Mansfield was referring to two guidance documents the FDA Center for Devices and Radiological Health released in July that together represent how the agency proposes to oversee NGS tests, or advanced diagnostic tests that allow rapid sequencing of large segments of an individual’s DNA and even an individual’s entire genome (10 LSLR 14, 7/8/16).
These sophisticated tests, which are evolving rapidly, are considered critical to advancing the White House’s initiative on precision medicine, an emerging approach for disease treatment and prevention that seeks to maximize effectiveness by taking into account individual differences and lifestyle, environment and genes.
“The guidances are intended to encourage innovation by allowing the test developer to incorporate new things and test new clinical information rapidly while at the same time assuring the quality and reliability of the test,” Mansfield told audience members at the Next Generation DX Summit. “And we’d like to promote adoption of these tests into the community if they are good tests because we think this will really support the advance of precision medicine.”
The first draft guidance, Use of Standards in FDA Regulatory Oversight of Next Generation Sequencing (NGS)-Based In Vitro Diagnostics (IVDs) Used for Diagnosing Germline Diseases , provides recommendations for designing, developing and validating NGS-based tests for hereditary diseases.
“The draft guidance only applies to this particular intended use right now, but the principles will probably be more broadly applicable to other uses in the future,” she said.
The draft guidance describes specific approaches to test design, something the FDA doesn't always include in its guidance documents because design is usually covered under systems regulation, Mansfield said.
“But we really want people to think through as they’re designing these tests what they’re designing them for and how they’re going to validate them,” she said. “So we do describe the approach We believe that our approach accommodates a lot of different test designs.”
The draft guidance also addresses how FDA-recognized standards could be used to demonstrate analytical validity, and how the FDA would like a widely recognized body such as the International Organization for Standardization to develop standards that the agency can recognize.
“As science changes, as technology changes and so on, you need to change your recommendations over time to keep up with it,” Mansfield said. “FDA’s ability to do that through regulation is actually kind of slow and administratively intense.”
Because the rulemaking process takes a long time, sometimes the final rule is “not so relevant anymore” by the time the FDA releases it, she said. “Standards organizations can do this much more quickly.”
Another important quality about moving through a standard-developing organization is that the organization must issue standards based on consensus, she said.
“It can’t just represent one sector.

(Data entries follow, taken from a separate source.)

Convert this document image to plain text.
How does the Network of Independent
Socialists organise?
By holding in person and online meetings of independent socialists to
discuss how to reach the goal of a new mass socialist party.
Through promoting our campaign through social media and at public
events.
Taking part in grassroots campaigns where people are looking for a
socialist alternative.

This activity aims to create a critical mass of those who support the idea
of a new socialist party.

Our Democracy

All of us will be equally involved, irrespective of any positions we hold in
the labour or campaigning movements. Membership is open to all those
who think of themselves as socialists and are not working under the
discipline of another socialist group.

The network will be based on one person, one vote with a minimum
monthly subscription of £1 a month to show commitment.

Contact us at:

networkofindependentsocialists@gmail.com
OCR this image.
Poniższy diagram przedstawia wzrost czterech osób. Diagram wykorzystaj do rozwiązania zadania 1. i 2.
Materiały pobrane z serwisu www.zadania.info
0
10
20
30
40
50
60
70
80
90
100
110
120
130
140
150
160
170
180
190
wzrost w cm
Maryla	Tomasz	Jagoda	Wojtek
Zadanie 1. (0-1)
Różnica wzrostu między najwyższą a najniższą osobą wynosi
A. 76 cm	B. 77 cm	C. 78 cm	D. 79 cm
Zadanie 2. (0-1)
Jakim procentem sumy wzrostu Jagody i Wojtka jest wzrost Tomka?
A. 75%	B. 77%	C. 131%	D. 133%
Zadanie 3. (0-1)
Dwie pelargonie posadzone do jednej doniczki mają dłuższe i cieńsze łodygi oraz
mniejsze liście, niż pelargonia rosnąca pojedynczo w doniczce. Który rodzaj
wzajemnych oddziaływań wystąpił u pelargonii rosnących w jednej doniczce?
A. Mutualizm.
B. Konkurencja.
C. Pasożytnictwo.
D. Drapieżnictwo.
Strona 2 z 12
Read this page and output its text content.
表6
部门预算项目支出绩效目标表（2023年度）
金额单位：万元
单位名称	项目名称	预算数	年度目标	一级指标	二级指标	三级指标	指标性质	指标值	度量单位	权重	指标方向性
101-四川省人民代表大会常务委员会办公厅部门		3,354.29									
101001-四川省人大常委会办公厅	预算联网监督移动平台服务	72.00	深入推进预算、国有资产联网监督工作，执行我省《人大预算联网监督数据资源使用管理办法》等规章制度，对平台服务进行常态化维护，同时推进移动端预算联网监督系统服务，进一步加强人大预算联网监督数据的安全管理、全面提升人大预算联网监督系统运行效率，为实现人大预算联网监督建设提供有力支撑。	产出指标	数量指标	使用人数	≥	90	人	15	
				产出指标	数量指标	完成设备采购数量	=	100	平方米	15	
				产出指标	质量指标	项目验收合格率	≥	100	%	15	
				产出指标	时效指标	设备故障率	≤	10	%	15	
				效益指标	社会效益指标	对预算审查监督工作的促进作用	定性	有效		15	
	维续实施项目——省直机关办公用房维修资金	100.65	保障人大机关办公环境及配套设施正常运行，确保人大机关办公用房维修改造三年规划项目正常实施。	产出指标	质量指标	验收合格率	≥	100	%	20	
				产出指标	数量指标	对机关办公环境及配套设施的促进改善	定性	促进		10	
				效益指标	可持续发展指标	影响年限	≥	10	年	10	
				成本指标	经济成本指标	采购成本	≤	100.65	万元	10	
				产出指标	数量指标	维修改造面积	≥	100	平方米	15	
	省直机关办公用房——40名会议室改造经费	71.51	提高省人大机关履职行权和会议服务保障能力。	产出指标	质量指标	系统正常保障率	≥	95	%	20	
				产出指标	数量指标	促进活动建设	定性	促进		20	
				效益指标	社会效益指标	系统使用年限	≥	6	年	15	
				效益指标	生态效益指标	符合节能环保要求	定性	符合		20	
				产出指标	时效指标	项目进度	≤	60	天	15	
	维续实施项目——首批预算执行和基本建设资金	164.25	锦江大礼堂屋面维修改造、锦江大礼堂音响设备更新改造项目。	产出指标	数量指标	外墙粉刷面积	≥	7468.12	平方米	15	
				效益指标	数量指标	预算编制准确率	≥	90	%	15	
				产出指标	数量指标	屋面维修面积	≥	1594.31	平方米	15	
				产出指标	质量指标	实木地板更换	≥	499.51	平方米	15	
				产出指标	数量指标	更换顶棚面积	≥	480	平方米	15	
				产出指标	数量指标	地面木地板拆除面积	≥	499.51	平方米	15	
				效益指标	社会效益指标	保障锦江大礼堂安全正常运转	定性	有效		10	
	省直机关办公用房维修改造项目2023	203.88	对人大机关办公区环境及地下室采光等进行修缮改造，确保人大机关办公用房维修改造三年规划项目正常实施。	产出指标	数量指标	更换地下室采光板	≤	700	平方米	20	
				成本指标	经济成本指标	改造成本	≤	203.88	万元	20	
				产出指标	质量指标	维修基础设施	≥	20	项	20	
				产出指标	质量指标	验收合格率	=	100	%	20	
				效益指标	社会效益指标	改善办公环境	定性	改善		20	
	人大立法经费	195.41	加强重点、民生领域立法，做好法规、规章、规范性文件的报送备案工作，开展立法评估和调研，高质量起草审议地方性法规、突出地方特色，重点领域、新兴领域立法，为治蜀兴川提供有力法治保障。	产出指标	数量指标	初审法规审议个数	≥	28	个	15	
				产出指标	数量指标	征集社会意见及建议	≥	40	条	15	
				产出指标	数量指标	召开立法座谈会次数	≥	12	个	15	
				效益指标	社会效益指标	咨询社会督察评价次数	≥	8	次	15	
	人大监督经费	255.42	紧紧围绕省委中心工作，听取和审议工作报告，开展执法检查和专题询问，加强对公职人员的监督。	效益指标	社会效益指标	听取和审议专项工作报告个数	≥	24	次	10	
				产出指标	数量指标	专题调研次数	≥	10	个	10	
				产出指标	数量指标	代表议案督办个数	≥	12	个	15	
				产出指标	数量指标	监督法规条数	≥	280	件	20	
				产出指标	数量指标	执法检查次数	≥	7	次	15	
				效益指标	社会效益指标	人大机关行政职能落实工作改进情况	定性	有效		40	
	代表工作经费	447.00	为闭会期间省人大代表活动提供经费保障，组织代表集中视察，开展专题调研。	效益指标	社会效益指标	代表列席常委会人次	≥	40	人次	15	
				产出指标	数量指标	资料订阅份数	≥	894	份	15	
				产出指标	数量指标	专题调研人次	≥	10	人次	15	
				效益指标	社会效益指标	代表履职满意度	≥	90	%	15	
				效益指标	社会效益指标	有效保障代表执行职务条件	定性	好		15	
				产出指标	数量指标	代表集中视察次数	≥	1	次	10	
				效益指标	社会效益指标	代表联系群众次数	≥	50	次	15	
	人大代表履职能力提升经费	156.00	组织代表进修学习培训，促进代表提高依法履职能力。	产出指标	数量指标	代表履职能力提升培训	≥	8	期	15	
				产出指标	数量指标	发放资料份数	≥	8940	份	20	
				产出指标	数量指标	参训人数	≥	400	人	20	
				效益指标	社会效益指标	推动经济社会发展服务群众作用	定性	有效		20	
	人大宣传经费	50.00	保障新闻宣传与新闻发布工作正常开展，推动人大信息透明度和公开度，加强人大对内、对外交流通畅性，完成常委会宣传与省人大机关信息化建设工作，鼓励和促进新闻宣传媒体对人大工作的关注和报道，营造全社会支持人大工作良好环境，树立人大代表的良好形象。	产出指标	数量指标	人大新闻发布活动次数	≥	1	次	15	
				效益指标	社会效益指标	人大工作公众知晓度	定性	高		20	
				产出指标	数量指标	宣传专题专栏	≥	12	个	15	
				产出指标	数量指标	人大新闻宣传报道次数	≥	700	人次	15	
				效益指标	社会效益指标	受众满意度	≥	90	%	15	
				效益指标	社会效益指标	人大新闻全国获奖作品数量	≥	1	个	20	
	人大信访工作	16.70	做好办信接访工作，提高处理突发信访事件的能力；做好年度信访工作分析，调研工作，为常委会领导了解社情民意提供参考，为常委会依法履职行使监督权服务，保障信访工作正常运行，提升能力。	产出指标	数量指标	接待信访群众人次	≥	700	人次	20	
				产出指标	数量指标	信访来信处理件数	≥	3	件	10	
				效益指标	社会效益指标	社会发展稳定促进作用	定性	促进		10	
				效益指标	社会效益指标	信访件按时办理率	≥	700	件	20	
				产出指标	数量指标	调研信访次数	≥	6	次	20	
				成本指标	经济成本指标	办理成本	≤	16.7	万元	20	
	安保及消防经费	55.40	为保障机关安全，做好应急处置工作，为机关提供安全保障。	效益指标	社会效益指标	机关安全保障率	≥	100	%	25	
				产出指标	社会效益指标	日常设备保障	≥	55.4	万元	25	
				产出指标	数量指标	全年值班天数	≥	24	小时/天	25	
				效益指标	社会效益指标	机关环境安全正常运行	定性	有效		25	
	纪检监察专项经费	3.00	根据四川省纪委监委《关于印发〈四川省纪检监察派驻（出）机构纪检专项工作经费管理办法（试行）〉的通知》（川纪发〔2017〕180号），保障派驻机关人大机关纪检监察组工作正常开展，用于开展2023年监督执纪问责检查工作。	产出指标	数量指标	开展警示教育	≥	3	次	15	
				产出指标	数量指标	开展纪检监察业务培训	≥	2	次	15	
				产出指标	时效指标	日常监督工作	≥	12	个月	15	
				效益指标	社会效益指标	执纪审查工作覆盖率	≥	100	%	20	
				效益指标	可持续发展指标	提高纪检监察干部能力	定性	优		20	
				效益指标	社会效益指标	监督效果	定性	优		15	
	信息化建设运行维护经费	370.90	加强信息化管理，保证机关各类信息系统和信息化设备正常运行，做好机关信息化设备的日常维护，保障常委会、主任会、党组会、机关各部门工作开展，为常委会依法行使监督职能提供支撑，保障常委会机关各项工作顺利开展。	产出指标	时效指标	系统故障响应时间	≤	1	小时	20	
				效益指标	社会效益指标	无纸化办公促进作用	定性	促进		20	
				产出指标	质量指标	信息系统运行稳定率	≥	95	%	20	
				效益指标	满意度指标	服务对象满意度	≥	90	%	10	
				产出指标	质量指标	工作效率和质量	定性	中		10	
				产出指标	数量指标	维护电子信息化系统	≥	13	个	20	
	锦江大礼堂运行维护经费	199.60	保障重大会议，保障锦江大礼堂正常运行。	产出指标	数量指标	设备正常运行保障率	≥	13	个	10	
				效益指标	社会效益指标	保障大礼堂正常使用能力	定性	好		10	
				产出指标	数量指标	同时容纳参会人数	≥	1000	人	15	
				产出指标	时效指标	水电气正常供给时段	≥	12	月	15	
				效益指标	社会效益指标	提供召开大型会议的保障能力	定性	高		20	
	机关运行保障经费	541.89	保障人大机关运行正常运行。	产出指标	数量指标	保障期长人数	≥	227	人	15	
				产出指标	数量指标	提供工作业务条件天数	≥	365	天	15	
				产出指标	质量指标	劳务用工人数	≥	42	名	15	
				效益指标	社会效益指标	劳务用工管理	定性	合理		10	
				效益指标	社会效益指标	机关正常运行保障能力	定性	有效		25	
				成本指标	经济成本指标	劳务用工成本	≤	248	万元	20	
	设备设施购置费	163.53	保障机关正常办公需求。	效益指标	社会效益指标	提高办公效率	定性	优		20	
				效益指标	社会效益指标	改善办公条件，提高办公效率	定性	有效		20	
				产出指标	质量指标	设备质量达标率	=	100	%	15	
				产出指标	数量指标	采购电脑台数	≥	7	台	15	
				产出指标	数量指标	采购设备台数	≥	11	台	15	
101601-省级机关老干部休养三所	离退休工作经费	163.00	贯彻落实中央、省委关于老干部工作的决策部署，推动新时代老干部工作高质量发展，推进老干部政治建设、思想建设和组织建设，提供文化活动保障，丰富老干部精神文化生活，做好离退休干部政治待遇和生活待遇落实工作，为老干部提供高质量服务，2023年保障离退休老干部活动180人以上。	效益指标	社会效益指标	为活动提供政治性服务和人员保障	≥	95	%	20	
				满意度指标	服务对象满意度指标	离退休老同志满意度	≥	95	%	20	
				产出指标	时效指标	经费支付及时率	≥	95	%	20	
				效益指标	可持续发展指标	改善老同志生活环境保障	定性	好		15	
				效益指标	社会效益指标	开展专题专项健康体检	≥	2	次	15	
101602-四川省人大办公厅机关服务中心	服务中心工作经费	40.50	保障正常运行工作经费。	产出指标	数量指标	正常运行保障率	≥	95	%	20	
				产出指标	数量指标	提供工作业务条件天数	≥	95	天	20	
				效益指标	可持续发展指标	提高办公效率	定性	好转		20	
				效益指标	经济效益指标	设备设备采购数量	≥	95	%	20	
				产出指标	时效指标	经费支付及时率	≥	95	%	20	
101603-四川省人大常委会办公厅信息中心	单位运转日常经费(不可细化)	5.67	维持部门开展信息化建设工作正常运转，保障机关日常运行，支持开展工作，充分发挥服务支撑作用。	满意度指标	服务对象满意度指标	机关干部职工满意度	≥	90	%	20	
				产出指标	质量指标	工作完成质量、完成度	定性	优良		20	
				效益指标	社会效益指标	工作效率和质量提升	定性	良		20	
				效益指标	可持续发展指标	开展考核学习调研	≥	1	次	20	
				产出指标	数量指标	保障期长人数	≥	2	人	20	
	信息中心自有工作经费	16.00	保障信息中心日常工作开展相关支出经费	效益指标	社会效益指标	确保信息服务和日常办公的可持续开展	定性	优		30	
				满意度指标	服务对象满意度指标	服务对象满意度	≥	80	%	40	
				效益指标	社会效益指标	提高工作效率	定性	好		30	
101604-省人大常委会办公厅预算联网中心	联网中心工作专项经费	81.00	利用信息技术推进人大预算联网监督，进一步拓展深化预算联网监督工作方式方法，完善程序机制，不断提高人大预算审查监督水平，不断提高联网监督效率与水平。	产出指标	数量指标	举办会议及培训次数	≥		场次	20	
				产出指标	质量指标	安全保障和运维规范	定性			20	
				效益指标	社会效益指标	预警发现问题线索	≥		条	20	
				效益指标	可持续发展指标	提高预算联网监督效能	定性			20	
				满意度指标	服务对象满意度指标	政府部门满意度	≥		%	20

It has to be everybody coming together,” Mansfield said. “FDA can recognize that standard as, ‘We agree with that.'”
The second draft guidance, Use of Public Human Genetic Variant Databases to Support Clinical Validity for Next Generation Sequencing (NGS)-Based In Vitro Diagnostics , would allow test developers to cite valid scientific evidence from FDA-recognized databases.
This database draft guidance is a little more straightforward than the standards one, she said. “What we're trying to do—to use a buzzword—is to crowdsource evidence,” Mansfield said.
“We should be moving more in this direction as a society where we’re aggregating evidence,” Mansfield said. “The advantage of this is that the evidence is generated by multiple parties. And as we aggregate evidence, we get a stronger evidence base.”
Mansfield said comments on both draft guidance documents are due Oct. 6. The FDA also is holding a public workshop Sept. 23 on adapting regulatory oversight of NGS-based tests in Bethesda, Md.